Speed Strength (30-60% of 1RM)
  • Exercise: Ballistic jumps squats  (i.e. jumping with a barbell on your back)
  • Moderate amount of force generated
  • Velocity is towards the higher end.
  • Important to note that there is still a strength component here, but the emphasis is starting to shift towards speed of movement
Speed (<30% of 1RM)
  • Exercise: Pent jumps (i.e. standing long jump)
  • Low levels of force generation
  • Movement occurs at a much higher speed

But I always lift heavy…


Figure 2.

What happens if you’re someone who spends most of the time lifting heavy and at slow speeds? You will no doubt develop a tremendous amount of strength (if you practice proper recovery/regeneration techniques because this type of training is extremely taxing from a nervous system perspective) but your sport specific speed, what you do on the field, court etc., may actually decrease. Figure 2 depicts what happens to an athlete’s F-V curve when they focus primarily on strength training.

 I have the need for speed…


Figure 3.

Although most of us probably don’t spend enough time training at the high velocity end of the F-V curve, there are certain sports that focus  entirely on speed work. For instance, sprinters (100 m, 200 m etc.) do a ton of sprint/speed work - but they have to because of the high complexity involved in sprint mechanics. Look at Figure 3; this is the result of focusing solely on speed training.

Many experienced S&C coaches suggest putting sprinters through heavy strength training programs later in their careers. The theory - once a certain level of speed is achieved through velocity-specific training, further increases in sprint times can occur through the activation of high-threshold motor units; and this can only happen through heavy strength training.

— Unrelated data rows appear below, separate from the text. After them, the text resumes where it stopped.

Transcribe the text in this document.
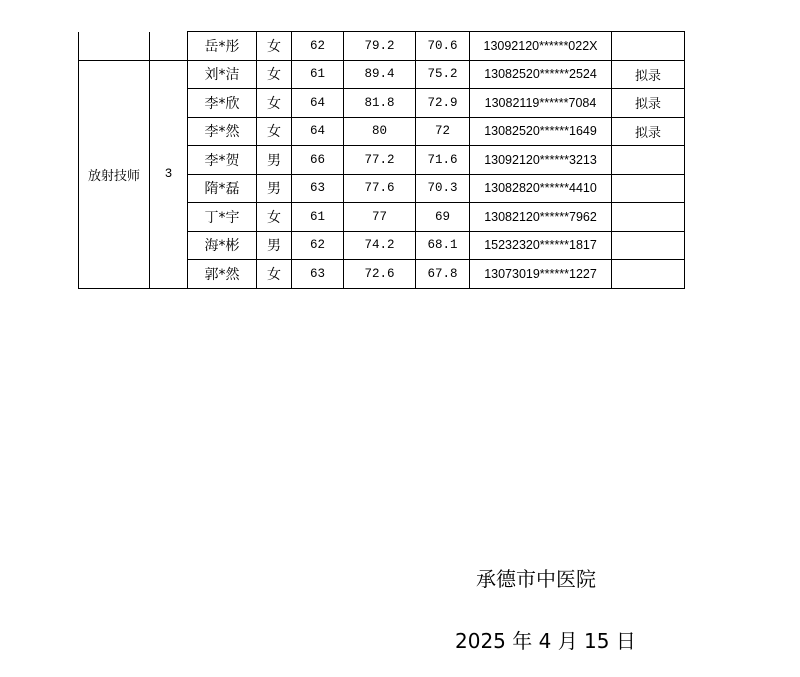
		岳*彤	女	62	79.2	70.6	13092120******022X	
放射技师	3	刘*洁	女	61	89.4	75.2	13082520******2524	拟录
		李*欣	女	64	81.8	72.9	13082119******7084	拟录
		李*然	女	64	80	72	13082520******1649	拟录
		李*贺	男	66	77.2	71.6	13092120******3213	
		隋*磊	男	63	77.6	70.3	13082820******4410	
		丁*宇	女	61	77	69	13082120******7962	
		海*彬	男	62	74.2	68.1	15232320******1817	
		郭*然	女	63	72.6	67.8	13073019******1227	
承德市中医院
2025 年 4 月 15 日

What do strength coaches aim to do with most athletes?


Figure 4.

The goal of most training programs is twofold (Figure 4):

  1. Increase the amount of force an athlete can produce at any given velocity. This will effectively shift the athlete’s F-V curve upwards.
  2. Increase speed of a movement using the same load. This will shift the athlete’s F-V curve to the right.

Applying the 5 segments of the F-V curve into a practical setting

Incorporating all five segments of the Force-Velocity curve is an absolute necessity. This type of system is called the ‘conjugate method’; supported by Louie Simmons, Mel Siff and other pioneers of the S&C World. There are a number of ways to utilize the conjugate method into the organization of an athlete’s training program. Here’s a look at a few of them:

Option 1:

Utilize each of the five segments of the F-V curve in one training session. Ex: Perform a number of exercises in one given workout, each one hitting a different segment of the F-V curve.

Option 2:

Utilize each of the five segments of the F-V curve on different days during 1 training week. Ex: Focus each day on a different segment of the F-V curve.

Option 3:

Utilize each of the five segments of the F-V curve in different phases throughout the year. Ex: Focus each block/phase (generally four weeks in duration) on a different segment of the F-V curve.

All in all, it’s important to understand each segment of the F-V curve and gear long-term training programs to the specific needs of the athlete and sport, maximizing the time spent in the weight room.


1. Siff 2004. Supertraining.

2. Cormie et al 2007. Power vs strength - jump squat training. Medicine & Science in Sports & Exercise.

3. Issurin 2011. New horizons for the methodology and physiology of training periodization.  Sports Medicine.